Marcos, raccontato dalla sua compagna Marianna. Marcos, il mio compagno, era in carcere a Velletri e aveva chiesto l’isolamento volontario, proprio per non avere problemi, perché gli mancavano solo tre mesi alla scarcerazione. Di punto in bianco decidono di mettergli in cella questo ragazzo, perché avevano paura che si sarebbe fatto del male da solo. Alla mattina durante la videochiamata lui mi ha raccontato che questo ragazzo era un tipo tranquillo e che glielo avevano messo in cella perché aveva solo cinque giorni da stare lì, poi lo dovevano trasferire in una REMS. Ecco quello che è successo, e poi questo ragazzo ha ucciso a calci e pugni Marcos. Praticamente in tutta la documentazione ho letto che si tratta di un ragazzo che non deve essere collocato in cella con nessuno e comunque deve essere guardato 24 su 24, anche perché si era reso protagonista pure nei giorni prima dell’omicidio di atti di violenza, aveva spaccato tre celle.
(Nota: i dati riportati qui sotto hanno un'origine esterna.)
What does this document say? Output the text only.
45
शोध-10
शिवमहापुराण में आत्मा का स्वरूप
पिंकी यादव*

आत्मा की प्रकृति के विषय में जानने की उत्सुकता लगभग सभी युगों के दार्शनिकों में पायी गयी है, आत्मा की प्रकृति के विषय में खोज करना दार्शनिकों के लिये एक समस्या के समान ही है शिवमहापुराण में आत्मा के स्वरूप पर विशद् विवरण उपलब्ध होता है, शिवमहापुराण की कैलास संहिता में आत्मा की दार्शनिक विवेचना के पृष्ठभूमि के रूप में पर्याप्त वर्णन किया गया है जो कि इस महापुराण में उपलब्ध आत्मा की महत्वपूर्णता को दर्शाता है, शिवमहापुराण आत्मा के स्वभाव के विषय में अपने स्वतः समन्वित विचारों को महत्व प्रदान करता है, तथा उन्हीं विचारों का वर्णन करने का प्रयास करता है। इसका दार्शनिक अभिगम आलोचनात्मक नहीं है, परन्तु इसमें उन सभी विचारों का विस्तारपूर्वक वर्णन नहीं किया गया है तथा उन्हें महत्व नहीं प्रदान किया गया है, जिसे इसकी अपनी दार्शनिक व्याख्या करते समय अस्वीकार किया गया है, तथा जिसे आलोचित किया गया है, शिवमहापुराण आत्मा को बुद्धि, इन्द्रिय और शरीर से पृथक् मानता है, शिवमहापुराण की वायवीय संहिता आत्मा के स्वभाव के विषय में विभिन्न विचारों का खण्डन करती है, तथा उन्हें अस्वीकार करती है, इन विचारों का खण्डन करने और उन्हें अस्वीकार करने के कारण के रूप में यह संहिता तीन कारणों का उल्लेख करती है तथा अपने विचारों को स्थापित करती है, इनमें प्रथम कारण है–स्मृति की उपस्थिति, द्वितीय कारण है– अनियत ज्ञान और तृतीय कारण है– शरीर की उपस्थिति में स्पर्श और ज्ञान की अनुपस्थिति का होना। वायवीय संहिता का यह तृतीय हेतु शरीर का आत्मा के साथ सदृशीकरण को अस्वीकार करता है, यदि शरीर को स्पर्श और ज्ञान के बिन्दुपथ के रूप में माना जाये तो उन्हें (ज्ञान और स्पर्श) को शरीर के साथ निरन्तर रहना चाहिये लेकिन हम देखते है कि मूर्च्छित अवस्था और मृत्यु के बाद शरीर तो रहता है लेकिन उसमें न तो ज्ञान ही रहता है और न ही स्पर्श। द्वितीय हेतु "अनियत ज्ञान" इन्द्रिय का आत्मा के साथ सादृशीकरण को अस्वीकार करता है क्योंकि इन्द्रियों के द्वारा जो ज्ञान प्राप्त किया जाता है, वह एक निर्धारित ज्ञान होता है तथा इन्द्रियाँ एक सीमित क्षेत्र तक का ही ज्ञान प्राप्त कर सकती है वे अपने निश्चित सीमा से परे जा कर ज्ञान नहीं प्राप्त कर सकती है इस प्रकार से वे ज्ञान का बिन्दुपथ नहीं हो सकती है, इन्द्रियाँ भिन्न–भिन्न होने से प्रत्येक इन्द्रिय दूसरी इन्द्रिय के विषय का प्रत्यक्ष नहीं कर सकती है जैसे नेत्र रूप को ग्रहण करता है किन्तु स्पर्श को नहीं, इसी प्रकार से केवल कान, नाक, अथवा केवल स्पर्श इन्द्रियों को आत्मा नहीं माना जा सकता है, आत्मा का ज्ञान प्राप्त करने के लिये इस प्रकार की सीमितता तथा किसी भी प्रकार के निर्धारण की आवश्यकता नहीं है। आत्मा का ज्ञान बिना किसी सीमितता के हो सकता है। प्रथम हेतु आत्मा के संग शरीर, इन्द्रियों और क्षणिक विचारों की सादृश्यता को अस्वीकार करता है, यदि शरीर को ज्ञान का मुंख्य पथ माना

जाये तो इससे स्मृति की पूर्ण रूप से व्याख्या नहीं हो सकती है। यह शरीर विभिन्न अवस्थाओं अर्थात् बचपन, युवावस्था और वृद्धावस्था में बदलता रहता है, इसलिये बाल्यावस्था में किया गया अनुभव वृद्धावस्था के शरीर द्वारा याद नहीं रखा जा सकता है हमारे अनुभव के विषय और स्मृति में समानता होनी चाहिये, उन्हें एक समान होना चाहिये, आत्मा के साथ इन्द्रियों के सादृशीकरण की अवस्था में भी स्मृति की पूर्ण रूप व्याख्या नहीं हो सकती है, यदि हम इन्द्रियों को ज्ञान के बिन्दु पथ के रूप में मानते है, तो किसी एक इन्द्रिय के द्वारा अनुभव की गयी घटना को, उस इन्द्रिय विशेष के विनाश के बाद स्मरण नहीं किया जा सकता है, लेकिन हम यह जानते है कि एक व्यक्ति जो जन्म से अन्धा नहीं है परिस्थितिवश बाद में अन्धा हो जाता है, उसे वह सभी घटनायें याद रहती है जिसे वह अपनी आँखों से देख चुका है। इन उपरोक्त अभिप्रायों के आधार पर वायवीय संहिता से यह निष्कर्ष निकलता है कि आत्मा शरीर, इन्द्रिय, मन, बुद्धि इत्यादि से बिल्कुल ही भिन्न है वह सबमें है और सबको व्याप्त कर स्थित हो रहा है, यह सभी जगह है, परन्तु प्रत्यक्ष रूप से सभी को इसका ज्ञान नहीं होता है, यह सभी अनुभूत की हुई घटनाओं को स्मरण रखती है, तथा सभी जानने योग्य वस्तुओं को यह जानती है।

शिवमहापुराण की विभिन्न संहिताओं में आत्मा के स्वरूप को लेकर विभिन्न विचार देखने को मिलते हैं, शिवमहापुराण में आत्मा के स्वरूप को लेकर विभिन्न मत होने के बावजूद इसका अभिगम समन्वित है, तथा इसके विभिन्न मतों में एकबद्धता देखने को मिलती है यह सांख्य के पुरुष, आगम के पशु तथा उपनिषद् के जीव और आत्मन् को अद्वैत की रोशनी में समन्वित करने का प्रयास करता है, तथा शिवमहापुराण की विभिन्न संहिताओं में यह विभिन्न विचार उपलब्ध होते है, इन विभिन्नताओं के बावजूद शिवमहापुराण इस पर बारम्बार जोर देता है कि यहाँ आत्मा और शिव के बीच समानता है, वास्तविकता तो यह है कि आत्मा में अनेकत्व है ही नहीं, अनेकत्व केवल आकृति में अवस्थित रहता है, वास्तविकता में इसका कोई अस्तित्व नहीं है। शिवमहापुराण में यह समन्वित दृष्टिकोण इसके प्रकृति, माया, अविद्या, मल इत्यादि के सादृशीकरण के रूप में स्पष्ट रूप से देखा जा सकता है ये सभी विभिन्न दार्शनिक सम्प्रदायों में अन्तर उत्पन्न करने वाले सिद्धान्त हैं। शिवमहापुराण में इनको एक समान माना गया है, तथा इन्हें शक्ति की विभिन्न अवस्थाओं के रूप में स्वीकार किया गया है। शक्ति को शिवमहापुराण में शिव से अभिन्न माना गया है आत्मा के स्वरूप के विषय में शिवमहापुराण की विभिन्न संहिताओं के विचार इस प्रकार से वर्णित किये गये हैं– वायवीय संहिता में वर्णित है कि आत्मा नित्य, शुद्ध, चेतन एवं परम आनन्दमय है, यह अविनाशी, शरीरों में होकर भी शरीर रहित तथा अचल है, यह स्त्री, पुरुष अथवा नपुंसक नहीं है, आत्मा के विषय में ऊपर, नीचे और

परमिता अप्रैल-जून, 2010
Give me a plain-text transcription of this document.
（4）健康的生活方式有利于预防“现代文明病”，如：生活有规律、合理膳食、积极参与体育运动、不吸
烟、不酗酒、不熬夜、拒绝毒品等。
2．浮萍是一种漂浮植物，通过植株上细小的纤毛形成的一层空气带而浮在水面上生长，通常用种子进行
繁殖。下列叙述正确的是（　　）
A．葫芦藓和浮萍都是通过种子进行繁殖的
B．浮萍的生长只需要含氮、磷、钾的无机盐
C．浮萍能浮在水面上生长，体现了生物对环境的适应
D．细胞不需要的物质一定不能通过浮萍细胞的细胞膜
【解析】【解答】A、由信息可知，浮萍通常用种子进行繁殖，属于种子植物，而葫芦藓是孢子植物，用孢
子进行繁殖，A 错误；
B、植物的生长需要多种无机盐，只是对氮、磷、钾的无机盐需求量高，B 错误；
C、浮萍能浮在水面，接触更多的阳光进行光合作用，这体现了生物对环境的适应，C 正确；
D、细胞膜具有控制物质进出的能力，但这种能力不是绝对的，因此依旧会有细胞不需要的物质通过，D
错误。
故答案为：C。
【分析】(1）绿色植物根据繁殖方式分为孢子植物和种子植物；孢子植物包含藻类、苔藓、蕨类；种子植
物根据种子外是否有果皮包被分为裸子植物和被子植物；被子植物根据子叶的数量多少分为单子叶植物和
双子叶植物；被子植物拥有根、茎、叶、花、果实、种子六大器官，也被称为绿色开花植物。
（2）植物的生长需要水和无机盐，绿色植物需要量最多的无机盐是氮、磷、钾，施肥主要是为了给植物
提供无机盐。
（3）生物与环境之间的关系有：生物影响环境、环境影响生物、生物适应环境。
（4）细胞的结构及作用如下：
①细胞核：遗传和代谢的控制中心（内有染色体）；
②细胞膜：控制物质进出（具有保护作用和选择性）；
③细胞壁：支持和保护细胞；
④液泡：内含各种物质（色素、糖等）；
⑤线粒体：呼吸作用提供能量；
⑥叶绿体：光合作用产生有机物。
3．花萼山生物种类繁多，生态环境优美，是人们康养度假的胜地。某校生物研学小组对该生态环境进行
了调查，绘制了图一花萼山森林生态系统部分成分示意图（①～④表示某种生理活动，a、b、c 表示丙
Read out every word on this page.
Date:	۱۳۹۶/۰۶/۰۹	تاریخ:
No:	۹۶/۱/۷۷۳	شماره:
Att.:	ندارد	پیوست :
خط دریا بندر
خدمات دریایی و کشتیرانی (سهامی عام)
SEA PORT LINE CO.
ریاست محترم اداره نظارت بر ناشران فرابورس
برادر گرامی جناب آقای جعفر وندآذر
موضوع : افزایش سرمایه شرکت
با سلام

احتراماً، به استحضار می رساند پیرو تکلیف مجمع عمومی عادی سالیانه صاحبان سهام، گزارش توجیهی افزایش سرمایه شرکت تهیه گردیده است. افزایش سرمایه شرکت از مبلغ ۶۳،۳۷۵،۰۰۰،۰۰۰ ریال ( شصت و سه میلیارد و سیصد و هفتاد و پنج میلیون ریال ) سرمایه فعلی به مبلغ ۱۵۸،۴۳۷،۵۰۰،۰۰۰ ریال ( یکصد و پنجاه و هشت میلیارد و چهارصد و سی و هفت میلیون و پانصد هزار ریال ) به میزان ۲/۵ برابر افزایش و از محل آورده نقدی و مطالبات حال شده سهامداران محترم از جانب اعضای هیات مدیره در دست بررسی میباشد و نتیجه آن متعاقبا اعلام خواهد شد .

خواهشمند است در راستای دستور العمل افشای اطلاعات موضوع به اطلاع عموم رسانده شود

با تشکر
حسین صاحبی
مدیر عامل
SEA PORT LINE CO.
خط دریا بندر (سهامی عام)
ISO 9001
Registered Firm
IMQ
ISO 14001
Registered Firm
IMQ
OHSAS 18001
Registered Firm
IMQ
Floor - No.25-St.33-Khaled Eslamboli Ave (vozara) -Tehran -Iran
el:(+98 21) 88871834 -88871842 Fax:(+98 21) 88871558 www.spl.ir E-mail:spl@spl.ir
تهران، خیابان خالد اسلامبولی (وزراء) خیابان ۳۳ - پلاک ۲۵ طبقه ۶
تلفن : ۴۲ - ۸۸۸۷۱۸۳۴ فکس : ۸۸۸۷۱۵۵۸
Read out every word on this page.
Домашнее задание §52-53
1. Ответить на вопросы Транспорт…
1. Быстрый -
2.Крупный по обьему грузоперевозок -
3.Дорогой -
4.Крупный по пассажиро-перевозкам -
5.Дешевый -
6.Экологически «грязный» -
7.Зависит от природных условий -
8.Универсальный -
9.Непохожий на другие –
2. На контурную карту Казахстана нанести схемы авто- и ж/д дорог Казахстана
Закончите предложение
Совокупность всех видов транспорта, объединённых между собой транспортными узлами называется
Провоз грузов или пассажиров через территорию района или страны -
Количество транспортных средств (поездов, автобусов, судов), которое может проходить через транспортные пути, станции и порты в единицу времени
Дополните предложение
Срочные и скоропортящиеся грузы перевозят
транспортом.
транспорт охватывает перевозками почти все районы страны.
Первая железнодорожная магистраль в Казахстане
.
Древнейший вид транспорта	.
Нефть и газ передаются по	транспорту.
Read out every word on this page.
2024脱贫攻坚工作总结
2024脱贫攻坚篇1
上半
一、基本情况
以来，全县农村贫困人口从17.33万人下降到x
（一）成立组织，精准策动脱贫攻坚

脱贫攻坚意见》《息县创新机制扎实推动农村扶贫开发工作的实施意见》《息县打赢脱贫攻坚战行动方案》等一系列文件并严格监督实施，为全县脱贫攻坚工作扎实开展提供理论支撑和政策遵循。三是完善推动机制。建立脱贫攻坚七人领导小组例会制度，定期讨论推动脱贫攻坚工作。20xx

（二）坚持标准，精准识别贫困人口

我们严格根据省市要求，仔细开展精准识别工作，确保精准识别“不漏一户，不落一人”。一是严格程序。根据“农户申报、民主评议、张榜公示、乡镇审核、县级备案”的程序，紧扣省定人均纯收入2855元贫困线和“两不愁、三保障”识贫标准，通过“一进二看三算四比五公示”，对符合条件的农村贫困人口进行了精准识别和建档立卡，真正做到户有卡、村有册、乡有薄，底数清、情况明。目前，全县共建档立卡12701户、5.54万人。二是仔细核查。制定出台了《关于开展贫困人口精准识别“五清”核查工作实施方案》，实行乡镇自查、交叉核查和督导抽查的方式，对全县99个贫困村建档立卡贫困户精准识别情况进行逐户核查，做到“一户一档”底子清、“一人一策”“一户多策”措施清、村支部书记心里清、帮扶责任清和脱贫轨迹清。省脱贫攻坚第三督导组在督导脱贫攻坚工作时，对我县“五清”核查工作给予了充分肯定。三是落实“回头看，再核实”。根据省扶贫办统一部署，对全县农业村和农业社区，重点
Loro poi dal carcere praticamente si sono appellati al fatto che Marcos aveva accettato di stare in cella con il ragazzo. Ma io credo che se a Marcos fossero stati detti i problemi che veramente aveva questo ragazzo, non avrebbe accettato mai di stare in cella insieme. Io poi ero tranquilla che Marcos stava lì dentro e non gli sarebbe successo niente, e invece proprio in carcere è successo qualcosa di terribile. Io e Marcos per anni non ci siamo mai separati, e poi così dall’oggi al domani lui non c’è più.

Ma un’altra cosa mi fa soffrire: sono passati otto mesi e a me ancora il carcere deve ridare tutti i suoi effetti personali, le foto che lui aveva attaccato in cella, perché poi io ho visto le foto della Procura che hanno fatto a lui e ho visto le foto mie e sue sul muro, tutte le lettere che aveva sul letto, la collanina, i vestiti, a me non hanno ridato niente.

Mi hanno avvisato verso le 11 di sera, io stavo a casa, praticamente mi arriva una telefonata dai carabinieri, io ero convinta che mi volessero dire che me lo dovevano portare a casa in detenzione domiciliare, e invece i carabinieri mi hanno detto “Suo marito è deceduto”, mi è crollato il mondo addosso.